Digital Photography Review


----------



## snowbear (Oct 1, 2012)

(delete - misunderstood)


----------



## KmH (Oct 1, 2012)

They aren't different technologies. The 91,000 pixel 3D RGB sensor is just more sensitive and more accurate than the entry-level grade - 2016 pixel RGB metering sensor. The greatly expanded pixel count also benefits face-recognition, auto white balance, and iTTL flash.

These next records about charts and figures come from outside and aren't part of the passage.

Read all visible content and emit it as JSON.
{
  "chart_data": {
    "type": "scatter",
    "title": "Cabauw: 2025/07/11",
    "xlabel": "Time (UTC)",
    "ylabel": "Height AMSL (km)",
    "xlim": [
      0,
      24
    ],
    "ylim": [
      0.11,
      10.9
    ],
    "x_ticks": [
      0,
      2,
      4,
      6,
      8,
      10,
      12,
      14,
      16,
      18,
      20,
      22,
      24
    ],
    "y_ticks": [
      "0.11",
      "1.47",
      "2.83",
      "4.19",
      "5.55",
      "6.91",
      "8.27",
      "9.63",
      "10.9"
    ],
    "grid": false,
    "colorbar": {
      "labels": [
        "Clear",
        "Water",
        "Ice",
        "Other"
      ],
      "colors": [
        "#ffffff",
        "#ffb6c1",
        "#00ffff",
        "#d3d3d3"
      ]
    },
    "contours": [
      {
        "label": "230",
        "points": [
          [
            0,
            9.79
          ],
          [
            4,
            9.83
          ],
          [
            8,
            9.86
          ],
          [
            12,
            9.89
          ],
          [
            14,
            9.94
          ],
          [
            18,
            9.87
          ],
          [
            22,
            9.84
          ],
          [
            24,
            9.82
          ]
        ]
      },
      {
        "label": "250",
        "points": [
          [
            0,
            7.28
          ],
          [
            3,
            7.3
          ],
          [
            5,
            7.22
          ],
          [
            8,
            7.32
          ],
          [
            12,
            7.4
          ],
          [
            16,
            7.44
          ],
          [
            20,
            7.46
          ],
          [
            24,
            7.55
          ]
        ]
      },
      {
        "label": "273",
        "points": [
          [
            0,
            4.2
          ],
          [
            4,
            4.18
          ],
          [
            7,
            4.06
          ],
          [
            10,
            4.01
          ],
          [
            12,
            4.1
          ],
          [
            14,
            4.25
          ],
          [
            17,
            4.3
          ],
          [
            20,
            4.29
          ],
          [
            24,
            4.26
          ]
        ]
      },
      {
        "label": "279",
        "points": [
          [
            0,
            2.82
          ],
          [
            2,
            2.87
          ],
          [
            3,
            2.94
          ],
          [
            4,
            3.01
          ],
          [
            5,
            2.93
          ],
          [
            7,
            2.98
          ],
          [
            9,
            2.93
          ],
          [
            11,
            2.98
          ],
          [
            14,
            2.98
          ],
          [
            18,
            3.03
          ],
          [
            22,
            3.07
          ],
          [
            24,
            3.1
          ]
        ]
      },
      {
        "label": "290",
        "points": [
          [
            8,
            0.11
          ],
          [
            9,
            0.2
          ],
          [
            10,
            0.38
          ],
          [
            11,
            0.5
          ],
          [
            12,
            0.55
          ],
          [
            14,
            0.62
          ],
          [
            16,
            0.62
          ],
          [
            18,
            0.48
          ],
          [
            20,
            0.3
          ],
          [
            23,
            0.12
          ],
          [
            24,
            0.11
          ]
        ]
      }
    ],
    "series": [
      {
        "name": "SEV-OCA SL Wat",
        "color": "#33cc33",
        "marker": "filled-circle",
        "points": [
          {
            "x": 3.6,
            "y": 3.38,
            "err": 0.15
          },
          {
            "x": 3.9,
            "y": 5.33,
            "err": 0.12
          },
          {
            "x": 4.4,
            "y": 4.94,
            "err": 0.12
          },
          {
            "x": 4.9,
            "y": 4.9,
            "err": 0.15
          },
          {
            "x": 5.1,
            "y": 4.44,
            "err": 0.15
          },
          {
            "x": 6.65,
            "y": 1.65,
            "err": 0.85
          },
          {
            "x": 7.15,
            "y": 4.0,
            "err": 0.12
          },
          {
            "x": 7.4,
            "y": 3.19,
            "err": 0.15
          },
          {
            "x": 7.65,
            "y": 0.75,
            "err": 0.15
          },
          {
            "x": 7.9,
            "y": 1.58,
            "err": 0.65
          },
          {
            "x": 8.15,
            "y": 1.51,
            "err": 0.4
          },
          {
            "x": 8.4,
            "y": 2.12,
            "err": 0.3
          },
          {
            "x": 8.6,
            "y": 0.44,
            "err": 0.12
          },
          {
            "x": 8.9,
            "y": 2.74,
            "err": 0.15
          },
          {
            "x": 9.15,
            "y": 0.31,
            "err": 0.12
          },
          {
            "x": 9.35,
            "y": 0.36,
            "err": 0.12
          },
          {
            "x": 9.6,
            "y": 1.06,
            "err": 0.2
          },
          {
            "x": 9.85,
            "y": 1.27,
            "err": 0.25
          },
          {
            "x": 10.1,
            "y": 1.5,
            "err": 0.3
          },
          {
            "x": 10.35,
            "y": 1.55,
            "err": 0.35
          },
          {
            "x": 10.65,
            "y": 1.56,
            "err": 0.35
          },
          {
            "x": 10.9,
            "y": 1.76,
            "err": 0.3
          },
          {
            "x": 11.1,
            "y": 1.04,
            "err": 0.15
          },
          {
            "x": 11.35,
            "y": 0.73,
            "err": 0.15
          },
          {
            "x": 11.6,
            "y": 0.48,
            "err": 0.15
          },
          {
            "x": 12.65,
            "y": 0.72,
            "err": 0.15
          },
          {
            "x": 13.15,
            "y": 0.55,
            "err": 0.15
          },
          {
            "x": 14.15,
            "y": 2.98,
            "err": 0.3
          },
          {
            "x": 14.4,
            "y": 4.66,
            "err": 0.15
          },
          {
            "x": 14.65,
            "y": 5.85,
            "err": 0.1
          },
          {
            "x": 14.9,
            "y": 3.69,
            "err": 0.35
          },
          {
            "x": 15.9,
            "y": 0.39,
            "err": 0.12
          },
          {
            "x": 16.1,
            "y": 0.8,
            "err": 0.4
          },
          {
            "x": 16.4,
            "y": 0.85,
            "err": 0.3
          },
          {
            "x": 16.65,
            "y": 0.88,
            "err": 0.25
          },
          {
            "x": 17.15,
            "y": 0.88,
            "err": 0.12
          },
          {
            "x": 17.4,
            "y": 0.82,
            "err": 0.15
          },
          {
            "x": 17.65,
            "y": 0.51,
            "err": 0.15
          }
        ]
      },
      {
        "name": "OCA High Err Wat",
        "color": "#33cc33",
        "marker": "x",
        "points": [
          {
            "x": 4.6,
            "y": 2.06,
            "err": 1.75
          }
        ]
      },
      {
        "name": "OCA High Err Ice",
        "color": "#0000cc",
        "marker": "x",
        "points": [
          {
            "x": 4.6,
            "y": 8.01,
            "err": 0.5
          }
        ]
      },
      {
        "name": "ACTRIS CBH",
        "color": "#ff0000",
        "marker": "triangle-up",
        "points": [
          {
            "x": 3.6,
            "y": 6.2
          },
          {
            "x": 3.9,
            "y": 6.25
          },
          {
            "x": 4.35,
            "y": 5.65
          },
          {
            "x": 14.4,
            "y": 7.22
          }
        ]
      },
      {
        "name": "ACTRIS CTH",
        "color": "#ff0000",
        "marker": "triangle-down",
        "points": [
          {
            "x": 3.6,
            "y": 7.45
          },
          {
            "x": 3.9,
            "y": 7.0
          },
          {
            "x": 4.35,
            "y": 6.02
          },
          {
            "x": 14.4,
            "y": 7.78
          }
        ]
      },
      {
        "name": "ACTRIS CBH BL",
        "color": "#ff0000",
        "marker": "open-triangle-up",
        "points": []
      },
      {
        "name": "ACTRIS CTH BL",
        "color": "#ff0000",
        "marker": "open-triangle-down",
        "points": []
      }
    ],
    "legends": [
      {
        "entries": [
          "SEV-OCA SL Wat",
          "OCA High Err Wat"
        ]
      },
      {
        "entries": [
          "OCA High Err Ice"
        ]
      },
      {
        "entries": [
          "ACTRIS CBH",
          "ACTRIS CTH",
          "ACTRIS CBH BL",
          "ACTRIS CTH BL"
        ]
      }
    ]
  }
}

The 2016 pixel sensor first appeared on the D7000.


> D7000 from Nikon
> *Ground-breaking 2,016-pixel RGB (3D Color Matrix) sensor* delivers more accurate control of light metering and optimizes the Scene Recognition System for exposure, white balance, focus tracking and iTTL flash control


Note that the AF modules are also different, and that Nikon makes it possible to tie the Spot metering point to a selected focus point. So, Nikon cameras like the D800 that have the Multi-CAM 3500, 51 point, 15 cross-type AF module also offer more options for Spot metering. The D600 uses the Multi-CAM 4800DX 39 point, 9 cross-type AF module that was also introduced with the D7000.


----------



## Derrel (Oct 1, 2012)

Although the D7000 and the D600 share a lot of things, according to Nikon, the AF system in the D600 has been altered from that in the D7000. As far as the 91,000 pixel RGB sensor in the D800...and the lower-count on in the D600---A CAMERA COMPANY CAN'T MAKE THE SPECIFICATIONS seem too "samey-samey"...there needs to be a few "*spec differences*" to justify the higher-priced equipment.

See the interview with Nikon Europe's product manager for professional imaging, Dirk Jasper, published on dPreview Sept 20,2012, here:Photokina 2012: Interview - Dirk Jasper of Nikon: Digital Photography Review

As he states, the AF system of the D600 works down to f/8; that is NOT the case with the AF system of the D7000. The D600 also focuses down to MINUS 3 EV...incredible...


----------